Early De Smet carpenter.

C.P. Ingalls will soon commence the erection of a house on Third Street for his brother-in-law, T. L. Quiner, now of Fountain City, Wis. When completed, Mr. Quiner’s house will be occupied by liveryman Peirson. Messrs. Ingalls and Sherwood are doing the work. – De Smet Leader, May 5, 1884

     
The Arthur Simon Sherwood family is mentioned in The Long Winter, Chapters 8-9 and 11, only as residents in De Smet during the Hard Winter, and that Mr. Sherwood was one of the men who went to Volga on the handcar With Pa. In Pioneer Girl, Mr. Foster is said to board with the Sherwoods, but others were known to have spent the winter with the family as well. Alfred Waters was one of the men, and later joked that it was “sixteen men in a house sixteen feet square.” The house stood on the corner of Third and Joliet.

After the Hard Winter had ended and melting snow caused widespread flooding, Arthur launched a boat from 120 Calumet and went all the way to Amos Whiting’s claim via Silver Lake and Vermillion Creek.

Arthur, the son of Andrew Lake Sherwood and a brother of Carter P. Sherwood, longtime editor of the De Smet Leader, was born in 1852 in Wisconsin, the son of Andrew Lake Sherwood and Nancy Philena (Parsons) Sherwood. His widowed father came to De Smet as well as several of his children, filing on a tree claim in 1884. Arthur’s sister Nettie married Joseph Floren; his sister Elsie married Louis Whiting, son of the first superintendent of schools in Kingsbury County, Amos Whiting. Arthur married Jennie Minerva Weston (born 1852) and they had four children: Roy Weston (1877-1959); Grace Elsie (1881-1959), Nellie Lenora (1883-1963) and Mabel Philena (1886-1991).

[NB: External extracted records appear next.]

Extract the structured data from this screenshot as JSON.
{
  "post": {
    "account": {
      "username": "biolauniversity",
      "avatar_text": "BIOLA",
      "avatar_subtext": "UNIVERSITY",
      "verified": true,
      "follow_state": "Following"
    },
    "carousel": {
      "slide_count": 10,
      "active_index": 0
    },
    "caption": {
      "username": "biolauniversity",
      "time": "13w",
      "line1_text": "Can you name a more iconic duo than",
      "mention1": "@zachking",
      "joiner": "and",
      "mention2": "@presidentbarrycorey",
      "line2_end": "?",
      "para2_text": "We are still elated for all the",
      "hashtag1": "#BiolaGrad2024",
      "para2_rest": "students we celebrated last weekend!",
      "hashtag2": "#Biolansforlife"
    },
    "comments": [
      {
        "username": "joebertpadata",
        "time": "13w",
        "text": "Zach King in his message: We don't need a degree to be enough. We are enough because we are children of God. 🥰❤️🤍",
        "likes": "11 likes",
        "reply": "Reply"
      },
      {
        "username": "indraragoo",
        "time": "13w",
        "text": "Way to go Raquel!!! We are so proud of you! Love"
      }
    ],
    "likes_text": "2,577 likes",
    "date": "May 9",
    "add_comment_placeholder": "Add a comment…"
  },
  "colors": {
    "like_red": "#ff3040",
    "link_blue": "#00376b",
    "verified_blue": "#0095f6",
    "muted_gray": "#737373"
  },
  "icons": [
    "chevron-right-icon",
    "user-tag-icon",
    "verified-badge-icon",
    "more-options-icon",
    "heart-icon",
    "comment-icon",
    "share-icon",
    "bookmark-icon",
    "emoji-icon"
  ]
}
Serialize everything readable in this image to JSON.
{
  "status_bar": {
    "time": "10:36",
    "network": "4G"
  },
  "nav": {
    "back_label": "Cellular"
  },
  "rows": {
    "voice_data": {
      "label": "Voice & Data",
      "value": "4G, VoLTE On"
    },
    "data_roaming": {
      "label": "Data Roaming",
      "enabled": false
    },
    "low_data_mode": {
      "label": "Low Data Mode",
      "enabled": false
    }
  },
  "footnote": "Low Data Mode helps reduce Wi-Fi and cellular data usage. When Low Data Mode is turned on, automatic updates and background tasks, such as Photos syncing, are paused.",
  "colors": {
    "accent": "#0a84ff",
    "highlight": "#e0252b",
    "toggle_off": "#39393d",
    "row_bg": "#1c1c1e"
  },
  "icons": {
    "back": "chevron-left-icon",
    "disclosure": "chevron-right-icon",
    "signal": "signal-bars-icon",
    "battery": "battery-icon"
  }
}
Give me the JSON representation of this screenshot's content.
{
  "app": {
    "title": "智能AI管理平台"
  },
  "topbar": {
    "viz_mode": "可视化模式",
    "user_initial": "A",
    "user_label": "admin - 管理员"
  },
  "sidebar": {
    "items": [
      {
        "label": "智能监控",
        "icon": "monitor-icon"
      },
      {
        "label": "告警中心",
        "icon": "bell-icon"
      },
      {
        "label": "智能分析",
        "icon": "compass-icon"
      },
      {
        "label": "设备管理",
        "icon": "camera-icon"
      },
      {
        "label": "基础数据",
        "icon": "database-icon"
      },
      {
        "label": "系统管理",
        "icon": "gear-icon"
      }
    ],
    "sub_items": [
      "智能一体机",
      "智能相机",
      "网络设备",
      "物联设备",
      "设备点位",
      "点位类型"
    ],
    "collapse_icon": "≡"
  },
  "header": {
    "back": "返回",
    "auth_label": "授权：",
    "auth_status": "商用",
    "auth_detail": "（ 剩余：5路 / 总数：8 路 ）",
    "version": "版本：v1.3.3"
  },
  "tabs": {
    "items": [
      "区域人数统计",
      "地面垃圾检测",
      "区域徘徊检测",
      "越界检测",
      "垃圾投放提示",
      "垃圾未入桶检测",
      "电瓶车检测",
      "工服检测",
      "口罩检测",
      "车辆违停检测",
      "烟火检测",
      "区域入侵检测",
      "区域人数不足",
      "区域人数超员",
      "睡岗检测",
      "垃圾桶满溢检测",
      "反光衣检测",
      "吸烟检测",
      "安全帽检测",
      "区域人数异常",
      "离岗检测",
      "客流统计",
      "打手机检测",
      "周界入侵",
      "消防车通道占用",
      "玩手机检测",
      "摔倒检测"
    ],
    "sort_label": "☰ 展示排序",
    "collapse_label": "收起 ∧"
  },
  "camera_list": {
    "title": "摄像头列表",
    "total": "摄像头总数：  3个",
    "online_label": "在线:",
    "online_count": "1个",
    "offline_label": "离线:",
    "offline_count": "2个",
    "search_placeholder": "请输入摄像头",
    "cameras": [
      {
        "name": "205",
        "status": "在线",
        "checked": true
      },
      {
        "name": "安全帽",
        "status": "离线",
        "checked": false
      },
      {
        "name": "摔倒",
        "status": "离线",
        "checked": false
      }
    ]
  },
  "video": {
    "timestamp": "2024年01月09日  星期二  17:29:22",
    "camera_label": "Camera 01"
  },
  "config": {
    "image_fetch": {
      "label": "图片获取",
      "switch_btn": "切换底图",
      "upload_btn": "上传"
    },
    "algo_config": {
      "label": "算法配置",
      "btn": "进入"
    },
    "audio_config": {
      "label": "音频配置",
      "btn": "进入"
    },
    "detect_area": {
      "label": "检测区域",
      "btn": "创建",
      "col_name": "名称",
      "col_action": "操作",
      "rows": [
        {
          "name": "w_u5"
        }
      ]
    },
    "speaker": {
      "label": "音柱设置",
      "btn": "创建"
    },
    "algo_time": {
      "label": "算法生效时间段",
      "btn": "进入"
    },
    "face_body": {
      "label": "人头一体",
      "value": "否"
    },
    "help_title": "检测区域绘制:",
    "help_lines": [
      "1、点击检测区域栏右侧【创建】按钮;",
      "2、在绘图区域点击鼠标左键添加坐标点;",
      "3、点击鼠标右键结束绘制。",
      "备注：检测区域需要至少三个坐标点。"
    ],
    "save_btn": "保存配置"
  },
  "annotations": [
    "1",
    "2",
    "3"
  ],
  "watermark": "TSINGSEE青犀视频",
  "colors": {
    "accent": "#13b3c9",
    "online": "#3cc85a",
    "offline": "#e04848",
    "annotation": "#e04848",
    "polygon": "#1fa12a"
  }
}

Like Charles Ingalls, Arthur Sherwood helped build many of the early houses in De Smet, including the Ingalls, Quiner, and Charleton Fuller home; he also built the county jail and the cheese factory. He was 5th Sergeant in Company E, Dakota Guard, and a founding member of the I.O.O.F. in De Smet. He was a member of the school board. He and Alvin Miner ran a feed mill, averaging 40 bushels per day of wheat ground into flour in 1885.

In the late 1880s, Arthur Sherwood fell and was seriously injured on a De Smet street, the result of tripping on uneven sidewalk boards. Following his crippling accident, he moved his family to Sioux Falls, where he died in September 1899.